憤怒の騎士 13
そして、次の瞬間、気付くと俺は動けるようになっていた。
見ると、すぐ側では、鎧騎士が炎に包まれて燃えている。
「……な、なんだ……これは……」
と、イリアが目の前で起きていることが信じられないという様子で驚いている。
「あ……イリア、これは……」
「お前が……やったのか?」
イリアは信じられないという顔で俺を見る。
その緑色の瞳は激しく動揺しているのがわかる。
目の前で起きていることを受け入れられないのだ。
「あ……違う。俺じゃない」
「では、誰が?」
「……ウェスタだ」
思わず俺は言ってしまった。あまり考えもせずに、イリアにウェスタの名前を言ってしまったのだ。
しかし、イリアは驚くどころか、そのまま、炎に包まれている鎧騎士に近づいていく。
「お、おい! 危ないぞ」
そして、その場で倒れている鎧騎士に向かって跪く。
「……お前は、どうしたかったのだ? なぜ、怒っていたんだ?」
イリアが鎧騎士に訊ねる。鎧騎士はなんとか身体を動かそうとするが、既に瀕死の状態なのか、動けないようだった。

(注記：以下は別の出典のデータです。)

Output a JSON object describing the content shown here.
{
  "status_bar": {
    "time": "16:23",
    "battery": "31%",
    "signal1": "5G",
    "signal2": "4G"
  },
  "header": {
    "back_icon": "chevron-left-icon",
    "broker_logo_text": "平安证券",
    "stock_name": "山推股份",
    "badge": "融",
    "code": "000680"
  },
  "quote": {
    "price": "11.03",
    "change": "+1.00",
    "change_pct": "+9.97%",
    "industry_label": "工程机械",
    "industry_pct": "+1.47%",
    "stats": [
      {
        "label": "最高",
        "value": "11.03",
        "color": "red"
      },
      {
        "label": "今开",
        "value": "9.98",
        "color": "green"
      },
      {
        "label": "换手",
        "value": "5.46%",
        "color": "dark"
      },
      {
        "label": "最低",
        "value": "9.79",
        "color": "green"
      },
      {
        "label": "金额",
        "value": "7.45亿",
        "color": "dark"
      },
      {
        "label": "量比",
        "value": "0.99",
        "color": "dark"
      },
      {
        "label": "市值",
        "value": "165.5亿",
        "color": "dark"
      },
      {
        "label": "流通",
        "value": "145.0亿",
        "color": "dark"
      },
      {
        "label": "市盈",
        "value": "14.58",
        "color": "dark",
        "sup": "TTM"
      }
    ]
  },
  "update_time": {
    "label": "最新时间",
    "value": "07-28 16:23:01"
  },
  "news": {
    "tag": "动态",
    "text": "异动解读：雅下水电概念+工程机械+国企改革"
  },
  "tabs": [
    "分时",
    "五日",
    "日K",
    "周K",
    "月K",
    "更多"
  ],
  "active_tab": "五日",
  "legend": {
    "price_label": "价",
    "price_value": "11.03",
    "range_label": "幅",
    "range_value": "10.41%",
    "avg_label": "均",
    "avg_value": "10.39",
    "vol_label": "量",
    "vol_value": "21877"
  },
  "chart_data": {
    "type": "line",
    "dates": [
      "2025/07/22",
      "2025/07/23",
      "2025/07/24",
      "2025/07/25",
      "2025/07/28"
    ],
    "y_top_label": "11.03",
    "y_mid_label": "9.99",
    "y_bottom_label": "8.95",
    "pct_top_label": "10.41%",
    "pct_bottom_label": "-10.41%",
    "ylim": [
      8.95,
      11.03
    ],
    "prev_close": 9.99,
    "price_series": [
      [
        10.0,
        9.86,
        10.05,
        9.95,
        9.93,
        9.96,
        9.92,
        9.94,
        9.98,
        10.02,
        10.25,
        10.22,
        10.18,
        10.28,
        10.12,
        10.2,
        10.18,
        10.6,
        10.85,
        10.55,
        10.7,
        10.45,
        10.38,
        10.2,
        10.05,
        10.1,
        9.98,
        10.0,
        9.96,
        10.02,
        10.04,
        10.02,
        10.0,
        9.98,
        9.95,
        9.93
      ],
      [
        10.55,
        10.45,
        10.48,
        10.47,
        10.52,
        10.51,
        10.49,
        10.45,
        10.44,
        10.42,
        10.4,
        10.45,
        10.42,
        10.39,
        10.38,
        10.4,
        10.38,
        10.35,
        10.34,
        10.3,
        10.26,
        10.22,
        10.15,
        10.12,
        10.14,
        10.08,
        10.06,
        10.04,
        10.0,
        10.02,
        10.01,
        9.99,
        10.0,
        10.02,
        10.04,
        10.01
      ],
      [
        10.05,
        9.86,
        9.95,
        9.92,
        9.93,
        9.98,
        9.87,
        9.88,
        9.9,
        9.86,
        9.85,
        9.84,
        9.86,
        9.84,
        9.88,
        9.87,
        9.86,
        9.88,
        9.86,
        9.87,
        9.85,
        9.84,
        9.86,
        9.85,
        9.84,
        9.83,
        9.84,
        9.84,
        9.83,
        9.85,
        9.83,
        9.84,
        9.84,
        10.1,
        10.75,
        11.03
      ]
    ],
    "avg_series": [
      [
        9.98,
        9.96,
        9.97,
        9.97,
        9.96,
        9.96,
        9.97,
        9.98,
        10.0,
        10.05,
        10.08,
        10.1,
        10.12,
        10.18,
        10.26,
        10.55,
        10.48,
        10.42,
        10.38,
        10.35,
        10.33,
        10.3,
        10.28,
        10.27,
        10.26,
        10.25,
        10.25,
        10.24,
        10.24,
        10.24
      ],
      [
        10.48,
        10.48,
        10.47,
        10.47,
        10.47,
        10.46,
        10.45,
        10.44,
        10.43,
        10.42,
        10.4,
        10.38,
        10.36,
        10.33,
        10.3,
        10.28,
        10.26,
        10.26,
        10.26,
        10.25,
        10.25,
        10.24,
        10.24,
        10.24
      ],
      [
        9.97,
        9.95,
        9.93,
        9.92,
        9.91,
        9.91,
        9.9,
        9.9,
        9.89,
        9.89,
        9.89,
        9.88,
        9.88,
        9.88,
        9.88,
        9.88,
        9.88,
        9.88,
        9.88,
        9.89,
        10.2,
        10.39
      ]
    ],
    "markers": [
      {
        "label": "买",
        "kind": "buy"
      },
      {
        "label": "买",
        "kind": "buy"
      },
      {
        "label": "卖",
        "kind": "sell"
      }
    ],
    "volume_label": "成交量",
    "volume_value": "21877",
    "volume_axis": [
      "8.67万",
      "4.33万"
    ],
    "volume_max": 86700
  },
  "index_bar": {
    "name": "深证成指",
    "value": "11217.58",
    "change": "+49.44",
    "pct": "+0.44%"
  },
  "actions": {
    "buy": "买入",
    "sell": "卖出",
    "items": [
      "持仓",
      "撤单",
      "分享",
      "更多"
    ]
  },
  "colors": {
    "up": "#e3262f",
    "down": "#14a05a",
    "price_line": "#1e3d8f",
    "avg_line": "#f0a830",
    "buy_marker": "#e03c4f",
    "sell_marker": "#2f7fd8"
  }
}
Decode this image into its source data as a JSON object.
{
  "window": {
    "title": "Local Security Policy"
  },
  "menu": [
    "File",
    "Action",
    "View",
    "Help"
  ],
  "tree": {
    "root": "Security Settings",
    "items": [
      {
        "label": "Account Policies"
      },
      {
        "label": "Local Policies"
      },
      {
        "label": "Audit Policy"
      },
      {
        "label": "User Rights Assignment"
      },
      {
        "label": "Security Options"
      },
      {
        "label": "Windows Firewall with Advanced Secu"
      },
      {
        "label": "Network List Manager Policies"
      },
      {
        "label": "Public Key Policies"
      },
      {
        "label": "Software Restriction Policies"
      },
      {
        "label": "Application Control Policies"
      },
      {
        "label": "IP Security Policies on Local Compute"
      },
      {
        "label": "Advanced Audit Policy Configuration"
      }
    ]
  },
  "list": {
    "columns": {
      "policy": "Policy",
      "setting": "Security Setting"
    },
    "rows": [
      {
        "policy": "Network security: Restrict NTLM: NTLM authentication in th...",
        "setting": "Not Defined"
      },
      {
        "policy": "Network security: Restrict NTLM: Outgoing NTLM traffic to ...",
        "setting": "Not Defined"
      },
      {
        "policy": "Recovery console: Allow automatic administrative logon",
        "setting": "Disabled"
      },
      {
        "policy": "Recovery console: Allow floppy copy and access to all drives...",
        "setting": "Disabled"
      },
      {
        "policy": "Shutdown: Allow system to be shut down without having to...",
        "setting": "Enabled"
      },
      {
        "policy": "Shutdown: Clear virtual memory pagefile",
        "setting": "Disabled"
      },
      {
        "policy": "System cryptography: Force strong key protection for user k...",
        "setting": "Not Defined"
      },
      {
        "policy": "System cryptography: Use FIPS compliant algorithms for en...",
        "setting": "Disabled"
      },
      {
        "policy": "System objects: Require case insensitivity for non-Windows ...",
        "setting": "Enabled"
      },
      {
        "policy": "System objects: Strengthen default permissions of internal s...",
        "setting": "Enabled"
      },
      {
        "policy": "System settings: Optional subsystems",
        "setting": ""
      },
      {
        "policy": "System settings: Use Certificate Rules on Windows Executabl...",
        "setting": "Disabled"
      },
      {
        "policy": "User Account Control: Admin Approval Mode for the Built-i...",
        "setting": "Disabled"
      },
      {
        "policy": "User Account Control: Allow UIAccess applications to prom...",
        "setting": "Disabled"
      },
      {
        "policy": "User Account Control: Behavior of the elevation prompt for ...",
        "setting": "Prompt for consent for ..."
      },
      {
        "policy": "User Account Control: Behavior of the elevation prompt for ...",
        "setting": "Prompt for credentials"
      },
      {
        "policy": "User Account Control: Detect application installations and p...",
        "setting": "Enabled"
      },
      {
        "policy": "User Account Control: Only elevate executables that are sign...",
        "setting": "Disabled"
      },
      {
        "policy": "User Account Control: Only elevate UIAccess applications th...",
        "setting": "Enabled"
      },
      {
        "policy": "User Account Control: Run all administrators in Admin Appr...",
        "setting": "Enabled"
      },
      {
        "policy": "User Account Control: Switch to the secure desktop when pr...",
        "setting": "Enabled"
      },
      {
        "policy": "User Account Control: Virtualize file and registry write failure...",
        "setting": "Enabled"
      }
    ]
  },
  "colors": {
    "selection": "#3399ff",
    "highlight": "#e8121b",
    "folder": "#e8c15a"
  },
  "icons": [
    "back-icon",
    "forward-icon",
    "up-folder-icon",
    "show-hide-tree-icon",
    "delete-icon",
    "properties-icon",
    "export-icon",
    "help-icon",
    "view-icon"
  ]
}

「お、おい。なぁ……聖女イリアは、殉教した聖女だった……これは、真実じゃないのかよ?」
俺が思わず鎧騎士に訊ねると、鎧騎士は苦しそうにしながらもゆっくりと首を横に振る。
『……チガウ。イリアハ……オレガ……オレガ、サシダシタンダ……アノ……メガミニ……』
鎧騎士は苦しそうにしながらも、なんとか声を振り絞っていた。
しかし、鎧騎士がそう言った途端、炎は一層強く燃え上がり、それと同時に鎧騎士の鎧はバラバラになってしまった。
「……一体、何がどうなっているのだ」
イリアは悲しそうにボソリとそう呟いた。
「イリア……」
俺は何もイリアに言葉をかけることができず、ただ、そうイリアの名前を呟いたのだった。